Track: Data Analytics and Big Data
Abstract
Big Data is a technology that aims to capture, store, manage, and analyze large numbers of data with different types: structured, semi-structured and unstructured. These data are guided by the rule of the 5 Vs: Volume, Velocity, Variety, Veracity and Value. To analyze a large amount of information coming from several sources, the technological world of Big Data is based on clearly identified tools, including the Hadoop framework and the Apache Spark. Hadoop allows massive data storage with the Hadoop Distributed File System (HDFS) model, as well as the analysis with the MapReduce model, on a cluster that has one or more machines. Apache Spark analysis the distributed data, but it doesn’t contain a system storage. This article presents a comparative between the Big Data analysis methods offered by Hadoop and Spark, their architectures, operating modes and performances.

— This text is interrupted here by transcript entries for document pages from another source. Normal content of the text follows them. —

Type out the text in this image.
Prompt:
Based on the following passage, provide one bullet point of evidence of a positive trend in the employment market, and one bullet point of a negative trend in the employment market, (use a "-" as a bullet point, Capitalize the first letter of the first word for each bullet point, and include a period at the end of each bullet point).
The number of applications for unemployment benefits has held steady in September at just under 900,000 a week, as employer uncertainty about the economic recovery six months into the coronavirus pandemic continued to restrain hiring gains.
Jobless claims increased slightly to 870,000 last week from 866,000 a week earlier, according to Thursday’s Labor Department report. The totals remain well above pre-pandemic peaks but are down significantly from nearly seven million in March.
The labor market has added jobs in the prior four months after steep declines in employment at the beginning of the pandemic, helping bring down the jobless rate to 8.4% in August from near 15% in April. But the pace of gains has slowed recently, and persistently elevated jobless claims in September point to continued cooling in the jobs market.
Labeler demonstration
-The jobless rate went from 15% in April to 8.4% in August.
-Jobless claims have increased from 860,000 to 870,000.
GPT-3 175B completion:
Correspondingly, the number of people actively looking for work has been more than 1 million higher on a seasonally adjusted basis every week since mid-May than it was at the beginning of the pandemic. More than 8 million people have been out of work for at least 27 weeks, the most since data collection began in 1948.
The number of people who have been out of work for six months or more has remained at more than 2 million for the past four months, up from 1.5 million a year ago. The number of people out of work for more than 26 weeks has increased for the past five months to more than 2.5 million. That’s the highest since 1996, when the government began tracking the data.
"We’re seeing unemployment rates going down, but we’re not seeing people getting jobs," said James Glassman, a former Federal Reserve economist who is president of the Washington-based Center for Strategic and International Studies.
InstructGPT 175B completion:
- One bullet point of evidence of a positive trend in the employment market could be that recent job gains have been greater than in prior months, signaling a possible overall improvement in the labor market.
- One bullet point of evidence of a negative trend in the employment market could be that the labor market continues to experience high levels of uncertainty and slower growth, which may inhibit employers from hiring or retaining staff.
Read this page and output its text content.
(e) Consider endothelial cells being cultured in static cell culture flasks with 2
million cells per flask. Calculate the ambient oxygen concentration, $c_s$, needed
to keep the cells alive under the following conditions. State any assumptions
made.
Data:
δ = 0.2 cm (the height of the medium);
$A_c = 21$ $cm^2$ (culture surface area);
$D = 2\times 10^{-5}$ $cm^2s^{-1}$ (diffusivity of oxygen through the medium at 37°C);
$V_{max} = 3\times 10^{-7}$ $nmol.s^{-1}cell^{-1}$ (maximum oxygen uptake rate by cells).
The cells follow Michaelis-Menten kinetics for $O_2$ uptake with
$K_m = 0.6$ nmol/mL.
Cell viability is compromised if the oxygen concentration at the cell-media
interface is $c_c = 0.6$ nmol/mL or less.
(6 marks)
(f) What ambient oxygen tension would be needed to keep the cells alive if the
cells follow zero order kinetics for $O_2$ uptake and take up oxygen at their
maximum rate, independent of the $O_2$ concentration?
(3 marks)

Indeed, We have first begun by a general overview of Big Data technology. We discuss about the Hadoop Framework and their components: HDFS and MapReduce the first element of our comparison, we offer a study of their methodology, their mode of data processing and their architecture, at the end of this section we present the Hadoop ecosystem. We then continue with Apache Spark Framework the second element of our study, we expos their features, their ecosystem and their mode of analysis of large data. At the end, we compare these last two elements Hadoop and Spark based on a detailed study.